Tribe Signs Compact with California for $600M Casino


Posted on: June 14, 2022, 04:59h. 

Last updated on: June 14, 2022, 05:53h.

California’s Tejon Indian Tribe has signed a compact with the state’s Democratic Governor, Gavin Newsom. The agreement puts the state seal of approval on the tribe’s reservation, the first time it has had a sovereign homeland in more than 150 years.

Hard Rock Tejon
An artist’s rendering of the future Hard Rock Casino Tejon, which is now officially a thing. (Image: KBAK)

It also establishes the terms for the tribe’s gaming rights on those lands, a decade after it attained federal recognition.

In June 2019, the Tejon announced it had partnered with Hard Rock International in a development and operating deal for a $600 million casino resort, just south of Bakersfield.

Tejon Tribe Chair Octavio Escobedo III said in a statement at the time that Hard Rock, owned by the Seminole Tribe of Florida, had “stood shoulder-to-shoulder with us to help make our dream of restoring our land base a close-at-hand reality.”

First California Reservation

The Hard Rock Tejon will feature a casino with slot machines and table games, a 400-room hotel, RV park, numerous restaurants, a convention center, entertainment venue, and spa.

Once completed, the project will create over 4,900 jobs, according to the tribe.

The original Tejon Indian reservation, established in 1853, was the first Native American reservation in California. But it was dissolved in 1864. Many of its inhabitants were forcibly relocated at gunpoint to the Tule River reservation in Tulare County.

In 2015, the Tejon tribe applied to have a 306-acre parcel of land around 25 minutes south of Bakersfield taken into trust by the federal government.

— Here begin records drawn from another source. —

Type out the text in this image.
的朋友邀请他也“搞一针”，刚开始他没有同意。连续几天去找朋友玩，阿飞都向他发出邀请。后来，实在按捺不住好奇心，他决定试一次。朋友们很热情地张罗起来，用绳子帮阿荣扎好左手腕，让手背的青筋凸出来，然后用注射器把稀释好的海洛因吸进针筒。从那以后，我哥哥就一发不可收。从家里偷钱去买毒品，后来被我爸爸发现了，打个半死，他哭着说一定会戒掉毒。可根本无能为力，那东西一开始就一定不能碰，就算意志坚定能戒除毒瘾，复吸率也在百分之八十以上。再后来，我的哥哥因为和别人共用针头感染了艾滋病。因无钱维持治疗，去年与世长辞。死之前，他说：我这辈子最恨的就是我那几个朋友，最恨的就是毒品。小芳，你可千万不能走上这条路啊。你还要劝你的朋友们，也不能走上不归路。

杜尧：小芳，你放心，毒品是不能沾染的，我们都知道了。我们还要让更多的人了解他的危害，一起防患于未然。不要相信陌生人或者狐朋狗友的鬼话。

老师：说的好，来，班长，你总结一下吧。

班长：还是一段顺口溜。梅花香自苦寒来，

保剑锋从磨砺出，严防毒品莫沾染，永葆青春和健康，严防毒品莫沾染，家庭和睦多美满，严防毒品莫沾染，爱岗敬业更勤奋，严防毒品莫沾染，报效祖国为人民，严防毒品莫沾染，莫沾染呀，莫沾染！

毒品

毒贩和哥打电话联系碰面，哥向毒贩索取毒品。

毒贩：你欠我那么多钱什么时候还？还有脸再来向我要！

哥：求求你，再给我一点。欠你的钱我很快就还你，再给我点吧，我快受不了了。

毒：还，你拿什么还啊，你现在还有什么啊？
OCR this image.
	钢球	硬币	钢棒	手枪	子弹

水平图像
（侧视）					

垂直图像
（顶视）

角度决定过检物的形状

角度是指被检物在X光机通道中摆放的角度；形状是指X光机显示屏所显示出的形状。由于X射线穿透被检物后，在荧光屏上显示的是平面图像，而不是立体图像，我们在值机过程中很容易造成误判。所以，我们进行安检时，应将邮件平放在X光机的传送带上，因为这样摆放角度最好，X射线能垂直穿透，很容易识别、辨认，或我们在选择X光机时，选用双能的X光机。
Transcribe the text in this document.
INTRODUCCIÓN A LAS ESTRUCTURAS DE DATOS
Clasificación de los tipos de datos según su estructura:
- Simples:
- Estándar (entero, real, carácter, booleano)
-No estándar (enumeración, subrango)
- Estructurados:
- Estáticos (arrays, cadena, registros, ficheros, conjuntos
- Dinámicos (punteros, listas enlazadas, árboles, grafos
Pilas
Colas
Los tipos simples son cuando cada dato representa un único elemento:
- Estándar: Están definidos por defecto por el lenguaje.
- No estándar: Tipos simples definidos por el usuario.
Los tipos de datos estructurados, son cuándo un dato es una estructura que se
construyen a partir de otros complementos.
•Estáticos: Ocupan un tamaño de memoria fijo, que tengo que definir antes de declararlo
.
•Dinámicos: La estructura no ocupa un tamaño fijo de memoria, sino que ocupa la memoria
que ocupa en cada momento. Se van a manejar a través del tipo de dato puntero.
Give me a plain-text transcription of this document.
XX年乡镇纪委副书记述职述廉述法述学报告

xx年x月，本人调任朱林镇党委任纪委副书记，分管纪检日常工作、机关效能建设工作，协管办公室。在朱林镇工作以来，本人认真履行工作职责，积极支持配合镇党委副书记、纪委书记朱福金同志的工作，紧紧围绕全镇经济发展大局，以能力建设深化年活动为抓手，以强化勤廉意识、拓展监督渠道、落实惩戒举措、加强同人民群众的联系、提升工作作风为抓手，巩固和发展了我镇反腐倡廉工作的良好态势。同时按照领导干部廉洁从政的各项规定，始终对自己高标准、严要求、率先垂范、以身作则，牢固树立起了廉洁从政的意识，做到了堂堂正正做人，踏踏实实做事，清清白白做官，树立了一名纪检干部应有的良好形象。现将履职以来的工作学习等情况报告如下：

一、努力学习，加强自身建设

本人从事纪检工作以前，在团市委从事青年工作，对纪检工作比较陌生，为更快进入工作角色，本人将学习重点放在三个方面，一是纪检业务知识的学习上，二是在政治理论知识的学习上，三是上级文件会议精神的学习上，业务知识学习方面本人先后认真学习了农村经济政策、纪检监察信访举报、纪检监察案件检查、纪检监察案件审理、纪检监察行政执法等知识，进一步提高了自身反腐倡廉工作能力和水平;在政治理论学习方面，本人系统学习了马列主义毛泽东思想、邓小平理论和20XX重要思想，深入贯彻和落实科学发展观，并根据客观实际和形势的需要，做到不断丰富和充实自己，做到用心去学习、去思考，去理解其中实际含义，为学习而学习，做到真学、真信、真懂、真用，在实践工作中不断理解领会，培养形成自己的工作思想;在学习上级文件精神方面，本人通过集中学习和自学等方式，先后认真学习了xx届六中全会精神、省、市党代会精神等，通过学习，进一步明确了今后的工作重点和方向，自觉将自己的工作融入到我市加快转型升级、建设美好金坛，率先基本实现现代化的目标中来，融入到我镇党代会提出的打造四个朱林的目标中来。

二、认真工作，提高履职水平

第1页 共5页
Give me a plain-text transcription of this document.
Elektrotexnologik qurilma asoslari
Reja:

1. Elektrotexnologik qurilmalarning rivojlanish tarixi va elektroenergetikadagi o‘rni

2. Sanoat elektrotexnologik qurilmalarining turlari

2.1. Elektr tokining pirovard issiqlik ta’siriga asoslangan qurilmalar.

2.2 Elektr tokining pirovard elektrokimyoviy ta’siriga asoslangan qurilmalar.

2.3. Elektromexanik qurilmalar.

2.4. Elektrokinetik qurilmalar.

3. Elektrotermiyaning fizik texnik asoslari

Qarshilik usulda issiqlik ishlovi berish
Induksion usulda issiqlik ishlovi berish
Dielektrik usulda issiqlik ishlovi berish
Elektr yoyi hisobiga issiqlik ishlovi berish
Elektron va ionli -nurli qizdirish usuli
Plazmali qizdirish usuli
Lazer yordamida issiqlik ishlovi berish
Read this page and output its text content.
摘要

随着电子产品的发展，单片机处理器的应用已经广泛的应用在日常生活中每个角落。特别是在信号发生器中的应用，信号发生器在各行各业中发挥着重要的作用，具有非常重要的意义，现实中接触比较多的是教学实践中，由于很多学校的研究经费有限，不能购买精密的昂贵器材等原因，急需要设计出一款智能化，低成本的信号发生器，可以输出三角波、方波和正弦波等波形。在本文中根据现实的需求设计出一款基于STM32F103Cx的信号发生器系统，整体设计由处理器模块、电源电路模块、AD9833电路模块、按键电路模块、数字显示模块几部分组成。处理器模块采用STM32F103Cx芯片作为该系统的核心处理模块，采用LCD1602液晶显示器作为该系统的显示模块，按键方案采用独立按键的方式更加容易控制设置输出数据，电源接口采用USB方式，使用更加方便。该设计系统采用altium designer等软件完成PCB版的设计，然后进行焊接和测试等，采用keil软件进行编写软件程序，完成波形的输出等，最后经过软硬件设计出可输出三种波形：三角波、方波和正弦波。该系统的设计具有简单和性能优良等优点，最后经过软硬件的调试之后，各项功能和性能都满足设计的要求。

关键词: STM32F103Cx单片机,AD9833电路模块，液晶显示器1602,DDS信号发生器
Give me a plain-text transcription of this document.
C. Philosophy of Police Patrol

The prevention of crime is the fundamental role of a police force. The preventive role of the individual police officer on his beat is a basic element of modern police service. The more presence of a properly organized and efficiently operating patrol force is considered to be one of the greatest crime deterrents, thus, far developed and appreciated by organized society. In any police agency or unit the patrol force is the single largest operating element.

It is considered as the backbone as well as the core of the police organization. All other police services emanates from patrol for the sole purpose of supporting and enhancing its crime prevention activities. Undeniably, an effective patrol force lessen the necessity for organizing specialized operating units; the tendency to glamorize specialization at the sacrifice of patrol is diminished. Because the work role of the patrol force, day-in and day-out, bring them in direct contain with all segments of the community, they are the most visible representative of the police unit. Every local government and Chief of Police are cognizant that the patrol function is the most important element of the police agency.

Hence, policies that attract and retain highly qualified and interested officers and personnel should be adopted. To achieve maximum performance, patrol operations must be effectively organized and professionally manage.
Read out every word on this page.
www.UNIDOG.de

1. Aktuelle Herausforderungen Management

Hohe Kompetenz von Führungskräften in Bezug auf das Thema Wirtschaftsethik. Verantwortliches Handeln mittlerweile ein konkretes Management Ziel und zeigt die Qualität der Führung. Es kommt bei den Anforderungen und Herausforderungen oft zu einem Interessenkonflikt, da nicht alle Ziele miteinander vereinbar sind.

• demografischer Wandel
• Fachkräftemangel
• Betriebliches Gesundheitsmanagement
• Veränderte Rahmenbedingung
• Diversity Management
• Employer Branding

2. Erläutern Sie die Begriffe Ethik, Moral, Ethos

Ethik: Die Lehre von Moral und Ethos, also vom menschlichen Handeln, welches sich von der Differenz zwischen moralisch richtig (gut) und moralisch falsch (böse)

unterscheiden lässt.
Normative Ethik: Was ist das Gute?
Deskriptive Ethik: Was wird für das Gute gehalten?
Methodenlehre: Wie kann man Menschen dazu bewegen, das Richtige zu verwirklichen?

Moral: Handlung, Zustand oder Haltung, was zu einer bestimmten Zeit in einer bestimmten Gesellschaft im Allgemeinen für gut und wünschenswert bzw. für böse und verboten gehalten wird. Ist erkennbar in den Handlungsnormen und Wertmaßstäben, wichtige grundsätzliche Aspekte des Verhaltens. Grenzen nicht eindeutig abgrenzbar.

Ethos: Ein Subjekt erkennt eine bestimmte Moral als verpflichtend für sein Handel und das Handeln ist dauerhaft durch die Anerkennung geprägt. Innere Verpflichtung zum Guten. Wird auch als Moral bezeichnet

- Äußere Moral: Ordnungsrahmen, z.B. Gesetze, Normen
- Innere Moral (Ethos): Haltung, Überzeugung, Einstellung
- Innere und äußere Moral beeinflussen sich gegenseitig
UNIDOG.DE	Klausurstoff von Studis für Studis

The application was signed off by the outgoing Trump administration in January 2021.

Some 52 acres of the site will be devoted to the resort hotel and casino. The rest will be used for administrative offices, a health care facility, housing, and other supporting infrastructure.

Self-Determination

“These decisions were necessary and significant steps toward the development of a tribal homeland for our Tribe, which has been landless for more than 150 years,” Escobedo III said in a statement Monday.

“Self-determination has been a priority since the Tribe was affirmed and federally recognized. From the start of our relationships with the United States government in 1851, our Tribe has fought for a homeland for our people,” he continued.

Today, Governor Newsom made that dream a reality by moving the Tribe closer to the promise of self-determination through economic development and prosperity for its 1,200 members,” he added.

As part of the deal, Kern County will receive nearly $218 million in revenue over a 20-year period. The Hard Rock Tejon project is broadly supported by local government officials and the public.